I entered the data visualization competition run by Chance Analytics. We were given a full season’s data from the Chinese Super League and told to visualize it as best as possible. I wanted to write about my visualization and creating data visualizations in general.
For my entry, I plotted the locations of low crosses which created a chance.
I received the data in an Excel spreadsheet. I first had to tidy up the data in the spreadsheet so that I could import the spreadsheet into R. This involved filling empty cells with ‘NA’. Stratagem had a subjective ‘chance quality’ for each chance, and I replaced this with the approximate expected goal value for each chance. I learnt how to use R at university, so although I encountered some difficulties, the programming was easier than expected. I used the basic R plotting function ‘plot’, and I made sure that the data was in the right structure e.g. making sure numbers were in a numeric format and not a string. I had attempted to color each point based on the probability of the shot the cross assisted being a goal i.e. the expected assist of each cross, but I encountered some difficulties. Therefore, my next step would be to learn how to use the R package ggplot2, as this produces better graphics and it would be easier to color each point based on its expected assist value with ggplot2. Another thing that I would change would be to remove the numbers from the axes.
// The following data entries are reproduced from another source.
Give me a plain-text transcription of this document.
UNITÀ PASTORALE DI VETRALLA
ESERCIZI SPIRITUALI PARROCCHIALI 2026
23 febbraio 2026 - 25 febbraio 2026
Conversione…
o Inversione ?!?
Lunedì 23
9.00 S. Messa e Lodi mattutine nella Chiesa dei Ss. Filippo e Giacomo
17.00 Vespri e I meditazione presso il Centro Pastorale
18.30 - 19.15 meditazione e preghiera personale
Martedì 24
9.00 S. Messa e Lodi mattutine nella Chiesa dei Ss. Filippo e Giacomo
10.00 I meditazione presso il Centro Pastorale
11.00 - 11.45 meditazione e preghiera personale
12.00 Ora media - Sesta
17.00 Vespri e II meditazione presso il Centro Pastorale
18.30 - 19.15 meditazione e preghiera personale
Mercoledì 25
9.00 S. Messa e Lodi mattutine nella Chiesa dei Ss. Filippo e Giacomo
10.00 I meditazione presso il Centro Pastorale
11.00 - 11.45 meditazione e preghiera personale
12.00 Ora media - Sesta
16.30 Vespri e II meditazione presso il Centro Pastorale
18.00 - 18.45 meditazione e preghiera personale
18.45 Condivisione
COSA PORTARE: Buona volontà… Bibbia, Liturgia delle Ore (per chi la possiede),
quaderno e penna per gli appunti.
I entered this competition to practice making data visualizations with football data. Before this competition, using R/another programming language in this context felt scary and complicated. However, I feel that thinking through what you want to communicate and how you communicate/visualize this is the most important part of creating a data visualization. Obviously once you know what you want to do you must program it, but this is just a means to an end that can be learnt. The actual programming wasn’t too difficult, as I discovered.